Gamberetti, calamari e pesciolini Non c'è mare senza fritto...

Dorato, croccante, di piccolo taglio purché gustato bollente Perché qualsiasi cosa, in pastella, diventa più buona

Maurizio Bertera

La frittura rende felici? Sicuramente. Qualsiasi cosa buona, avvolta da una pastella, lo diventa ancora di più. Lasciando da parte gli anatemi dei dietologi e i consigli dei nutrizionisti: il vero problema non sono le calorie o la digeribilità ma che un fritto sia buono, il più possibile leggero e misto.

Perché con tutto il rispetto per chiacchiere e zeppole, olive e arancini, suppli e panzerotti per non parlare delle specialità importate è il fritto misto a rappresentare il capolavoro del genere. E quello di pesce soprattutto in estate porta il godimento puro, da un mare all'altro della penisola, senza dimenticare che ce ne sono di buonissimi anche nei migliori ristoranti ittici delle città. Il fritto di pesce nella versione odierna ha una storia «giovane» rispetto ad altre specialità. Perché se è vero che nella cucina popolare e di strada, le alici, i «pescetti» o i calamaretti sono presenti già nel Medioevo (pensiamo solo all'importanza sociale e culinaria del «cuoppo» campano), il piatto ha assunto una sua dignità nelle case borghesi solo a metà dell'800 quando venne introdotto il servizio «alla russa» al posto di quello «alla francese»: la frittura di pesce era evidentemente danneggiata nel secondo caso, che prevedeva tutte le pietanze servite insieme a tavola, mentre nel primo arrivava caldissima sul vassoio di portata e divisa subito dai camerieri tra i singoli commensali. Non è un dettaglio, va mangiata immediatamente. Come predicano i cuochi dalle Alpi al Lilibeo con l'aggiunta di quelli giapponesi in Italia: la loro frittura il tempura riservata solo a calamari e gamberi (oltre a molte verdure) necessita di una minima immersione nell'olio e va gustata dopo pochi secondi, anche per gustare la caratteristica increspatura che deriva dai pezzettini di pastella gettati nella pentola. A dire il vero, questa rapidità non è brand solo orientale: l'espressione napoletana frijenno magnanno rende benissimo l'idea di un consumo «in diretta», soprattutto nel caso dell'amata frittura di paranza.
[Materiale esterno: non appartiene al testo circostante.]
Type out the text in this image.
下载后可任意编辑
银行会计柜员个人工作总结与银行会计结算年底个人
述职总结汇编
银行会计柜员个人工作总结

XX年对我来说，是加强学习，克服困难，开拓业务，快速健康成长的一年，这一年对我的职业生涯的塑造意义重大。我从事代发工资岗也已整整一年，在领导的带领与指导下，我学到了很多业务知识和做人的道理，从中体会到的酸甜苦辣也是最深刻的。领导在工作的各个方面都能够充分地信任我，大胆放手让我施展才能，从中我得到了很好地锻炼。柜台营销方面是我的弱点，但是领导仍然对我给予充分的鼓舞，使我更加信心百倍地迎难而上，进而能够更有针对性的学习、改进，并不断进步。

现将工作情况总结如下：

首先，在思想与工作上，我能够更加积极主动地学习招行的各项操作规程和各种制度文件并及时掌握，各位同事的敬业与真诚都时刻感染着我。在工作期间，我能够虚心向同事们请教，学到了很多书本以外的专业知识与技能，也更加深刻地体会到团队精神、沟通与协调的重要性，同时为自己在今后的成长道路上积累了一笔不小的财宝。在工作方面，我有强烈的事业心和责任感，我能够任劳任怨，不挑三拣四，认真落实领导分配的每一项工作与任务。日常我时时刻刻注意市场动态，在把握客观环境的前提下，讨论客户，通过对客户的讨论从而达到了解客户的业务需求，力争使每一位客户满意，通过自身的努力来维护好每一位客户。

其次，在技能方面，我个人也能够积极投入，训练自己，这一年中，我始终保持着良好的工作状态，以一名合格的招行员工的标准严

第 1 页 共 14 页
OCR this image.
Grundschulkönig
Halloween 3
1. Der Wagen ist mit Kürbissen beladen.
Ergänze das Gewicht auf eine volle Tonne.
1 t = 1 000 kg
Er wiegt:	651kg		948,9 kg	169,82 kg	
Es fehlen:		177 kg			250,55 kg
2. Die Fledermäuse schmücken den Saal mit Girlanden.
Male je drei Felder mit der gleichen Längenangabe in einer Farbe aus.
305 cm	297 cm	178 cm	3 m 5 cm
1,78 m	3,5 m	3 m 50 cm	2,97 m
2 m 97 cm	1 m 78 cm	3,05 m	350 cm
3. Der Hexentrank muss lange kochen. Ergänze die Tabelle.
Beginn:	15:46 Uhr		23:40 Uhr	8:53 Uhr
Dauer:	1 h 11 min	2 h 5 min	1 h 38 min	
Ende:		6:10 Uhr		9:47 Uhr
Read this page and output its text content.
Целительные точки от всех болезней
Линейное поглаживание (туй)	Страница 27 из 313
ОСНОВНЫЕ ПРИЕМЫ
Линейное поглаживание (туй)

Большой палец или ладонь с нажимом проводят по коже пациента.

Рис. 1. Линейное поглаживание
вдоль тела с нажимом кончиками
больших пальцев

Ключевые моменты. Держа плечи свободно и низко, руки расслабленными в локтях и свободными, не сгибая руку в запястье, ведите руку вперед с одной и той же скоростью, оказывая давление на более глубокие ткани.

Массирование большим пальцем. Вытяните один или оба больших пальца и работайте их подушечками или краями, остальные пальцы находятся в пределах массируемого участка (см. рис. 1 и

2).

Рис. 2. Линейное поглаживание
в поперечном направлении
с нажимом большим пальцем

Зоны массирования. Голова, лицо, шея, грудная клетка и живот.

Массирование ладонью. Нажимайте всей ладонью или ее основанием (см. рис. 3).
È quella di piccolo taglio fatta con merluzzetti, alici, sogliolette e dintorni che prende il nome dalla barca per la pesca a strascico: potremmo anche definirla come un mix di gustosi finger food, visto che in questo caso le posate sono rigorosamente bandite. Una peculiarità italica è la composizione diversa del fritto a seconda delle regioni e delle stagioni, in modo simile a quanto accade per la zuppa di pesce, piatto più impegnativo per un verso ma che perdona molto di più per un altro. Quindi, dalla frontiera con la Francia a quella con la Slovenia, passando per le isole si trovano fritti di ogni tipo con tre regioni a dettare la linea: Romagna (in questo caso va separata dall'Emilia), Lazio (in particolare, lungo la costa più vicina a Roma) e Campania (Napoli e la Costiera).

Per gustarlo, può andare bene il localino all'interno di uno stabilimento come uno stellato, anche se resta un piatto ovviamente più da trattoria-osteria-pescheria con cucina. Peraltro, lo diciamo come curiosità, il più famoso fritto misto di pesce in Italia (del mondo, forse) è quello del tristellato Da Vittorio, a Brusaporto: monumentale e perfetto insieme di pesci, crostacei, frutta e verdura servite in una «paella» direttamente al centro del tavolo.

Di sicuro, se fatto bene, il fritto misto è quanto di più lontano da quell'accezione negativa che trova spazio nei vocabolari. Tipo «mescolanza di cose diverse messe insieme alla rinfusa, senza costrutto». Non scherziamo, per favore. Questa è architettura (culinaria) purissima.